The document also revealed that the key negotiating parties had yet to agree on certain aspects of the deal, including whether the waiver should last for three or five years.
Ngozi Okonjo-Iweala, who assumed office as the director-general of WTO in March 2021, has made vaccine equity her top focus and has been trying to broker a deal between the four negotiating parties for months.
A closed-door meeting will be held in Geneva today, May 6, and all 164 members of the WTO must agree to the deal for it to pass.
Some countries, such as the UK and Switzerland, as well as members of the pharmaceutical industry, have lobbied against the patent waiver proposal in the past.
IBM sues Farmville developer over data patents
IBM filed a patent infringement suit against the video game developer behind games such as Farmville and Words with Friends in a Delaware federal court on Monday, May 2.
The US technology company claimed that Zynga has used technology originally developed by IBM for its online service Prodigy, which was described in the suit as a “forerunner to today’s internet”.

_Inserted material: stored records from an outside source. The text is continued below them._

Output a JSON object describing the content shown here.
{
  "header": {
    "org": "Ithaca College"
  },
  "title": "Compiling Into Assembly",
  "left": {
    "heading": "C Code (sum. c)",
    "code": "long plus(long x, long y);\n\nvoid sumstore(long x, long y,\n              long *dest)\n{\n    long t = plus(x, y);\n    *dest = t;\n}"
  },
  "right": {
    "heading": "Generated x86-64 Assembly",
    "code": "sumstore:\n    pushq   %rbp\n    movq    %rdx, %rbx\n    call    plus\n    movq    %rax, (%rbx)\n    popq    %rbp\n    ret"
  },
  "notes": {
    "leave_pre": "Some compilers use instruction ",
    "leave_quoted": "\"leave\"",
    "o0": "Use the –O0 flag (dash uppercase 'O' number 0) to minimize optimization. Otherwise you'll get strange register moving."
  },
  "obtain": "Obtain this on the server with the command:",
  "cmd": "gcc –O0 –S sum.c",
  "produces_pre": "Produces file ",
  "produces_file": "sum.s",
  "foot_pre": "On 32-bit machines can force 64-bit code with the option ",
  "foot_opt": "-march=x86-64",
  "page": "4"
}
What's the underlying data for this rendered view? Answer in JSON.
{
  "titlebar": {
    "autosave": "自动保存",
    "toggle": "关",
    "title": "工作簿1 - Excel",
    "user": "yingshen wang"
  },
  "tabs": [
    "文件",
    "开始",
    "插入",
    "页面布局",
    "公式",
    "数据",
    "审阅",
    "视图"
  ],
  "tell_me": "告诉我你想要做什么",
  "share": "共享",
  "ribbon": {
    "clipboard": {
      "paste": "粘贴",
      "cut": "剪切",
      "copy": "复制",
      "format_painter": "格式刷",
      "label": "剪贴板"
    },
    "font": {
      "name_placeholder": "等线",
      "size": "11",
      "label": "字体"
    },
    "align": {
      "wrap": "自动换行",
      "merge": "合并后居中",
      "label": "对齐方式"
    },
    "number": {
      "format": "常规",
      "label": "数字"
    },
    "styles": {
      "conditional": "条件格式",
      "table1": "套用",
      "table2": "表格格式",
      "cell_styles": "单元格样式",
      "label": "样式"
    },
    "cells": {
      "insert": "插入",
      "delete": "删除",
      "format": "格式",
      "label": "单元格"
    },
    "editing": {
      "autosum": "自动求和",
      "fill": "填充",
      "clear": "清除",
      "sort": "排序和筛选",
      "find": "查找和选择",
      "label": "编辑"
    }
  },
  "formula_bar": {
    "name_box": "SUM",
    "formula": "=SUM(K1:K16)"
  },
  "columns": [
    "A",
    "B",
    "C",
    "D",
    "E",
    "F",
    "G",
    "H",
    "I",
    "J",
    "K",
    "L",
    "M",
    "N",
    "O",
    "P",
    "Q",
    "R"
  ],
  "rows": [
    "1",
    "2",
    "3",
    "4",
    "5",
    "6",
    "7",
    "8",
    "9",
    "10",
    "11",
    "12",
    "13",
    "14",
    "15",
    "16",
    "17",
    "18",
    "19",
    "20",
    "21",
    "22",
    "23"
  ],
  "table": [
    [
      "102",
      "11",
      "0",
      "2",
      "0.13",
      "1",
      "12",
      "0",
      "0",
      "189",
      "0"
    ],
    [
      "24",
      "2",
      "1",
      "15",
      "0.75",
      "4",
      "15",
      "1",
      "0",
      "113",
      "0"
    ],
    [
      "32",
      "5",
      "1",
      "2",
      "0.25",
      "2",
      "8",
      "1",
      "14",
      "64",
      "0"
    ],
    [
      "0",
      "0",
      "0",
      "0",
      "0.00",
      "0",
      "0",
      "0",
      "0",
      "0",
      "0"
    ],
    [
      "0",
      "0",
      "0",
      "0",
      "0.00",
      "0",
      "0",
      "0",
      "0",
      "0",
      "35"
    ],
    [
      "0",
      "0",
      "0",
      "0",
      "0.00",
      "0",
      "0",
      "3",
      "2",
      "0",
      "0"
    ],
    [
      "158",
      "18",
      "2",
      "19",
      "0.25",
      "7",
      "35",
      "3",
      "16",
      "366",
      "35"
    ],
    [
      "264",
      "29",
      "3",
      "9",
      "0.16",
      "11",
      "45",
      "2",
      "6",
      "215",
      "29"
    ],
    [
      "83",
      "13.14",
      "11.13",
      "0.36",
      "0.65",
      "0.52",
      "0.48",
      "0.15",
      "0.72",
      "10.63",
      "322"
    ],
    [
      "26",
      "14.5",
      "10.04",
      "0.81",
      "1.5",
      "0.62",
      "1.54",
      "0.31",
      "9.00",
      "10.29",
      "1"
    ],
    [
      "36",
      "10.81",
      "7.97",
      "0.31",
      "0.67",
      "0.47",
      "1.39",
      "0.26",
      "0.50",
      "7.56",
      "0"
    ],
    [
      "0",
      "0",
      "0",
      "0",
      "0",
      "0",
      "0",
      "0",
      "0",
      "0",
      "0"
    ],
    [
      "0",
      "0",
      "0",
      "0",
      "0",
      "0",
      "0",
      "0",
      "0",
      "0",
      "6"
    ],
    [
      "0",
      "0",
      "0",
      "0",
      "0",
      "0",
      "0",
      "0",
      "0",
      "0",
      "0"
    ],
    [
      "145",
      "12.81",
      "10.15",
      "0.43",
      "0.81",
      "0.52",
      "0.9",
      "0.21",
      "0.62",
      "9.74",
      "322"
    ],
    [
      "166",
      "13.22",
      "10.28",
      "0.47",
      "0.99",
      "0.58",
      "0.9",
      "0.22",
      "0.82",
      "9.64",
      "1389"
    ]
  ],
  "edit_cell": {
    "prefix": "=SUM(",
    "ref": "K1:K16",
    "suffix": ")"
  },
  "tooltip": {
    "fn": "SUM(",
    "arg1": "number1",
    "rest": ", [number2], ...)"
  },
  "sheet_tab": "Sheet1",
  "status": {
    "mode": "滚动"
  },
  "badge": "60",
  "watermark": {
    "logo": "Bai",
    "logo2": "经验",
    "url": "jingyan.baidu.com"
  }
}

Zynga’s business model relies largely on monetising its games through the processing of user data, including targeted advertising.
IBM claimed Zynga has used patented data analytics techniques without permission, helping it achieve revenues of almost $2 billion.
“Like other modern technology companies, Zynga recognised IBM’s expertise in the field and decided to incorporate IBM’s prior innovations in big data, analytics, and online advertising instead of spending the time and money to develop its own techniques,” the complaint said.
“As Zynga’s business has developed, it has continued to incorporate additional innovations pioneered by IBM," it added. "But unlike dozens of Zynga’s peers in the industry, Zynga does not have a licence to use IBM’s patents.”
According to the suit, Zynga and its subsidiary Chartboost infringed four IBM-owned patents covering technology developed for Prodigy.
Prodigy was a joint venture with broadcaster CBS and retailer Sears, offering subscribers a range of networked and telecoms services.
The patents-in-suit cover technologies including methods for improving network processing times and allowing more users to access the network.
IBM claimed it notified Zynga of its infringement as far back as 2014, and has been trying to negotiate a licence since then.
Zynga could soon be part of video game company Take-Two Interactive, which announced in January its plans to buy the video game developer for $12.7 billion.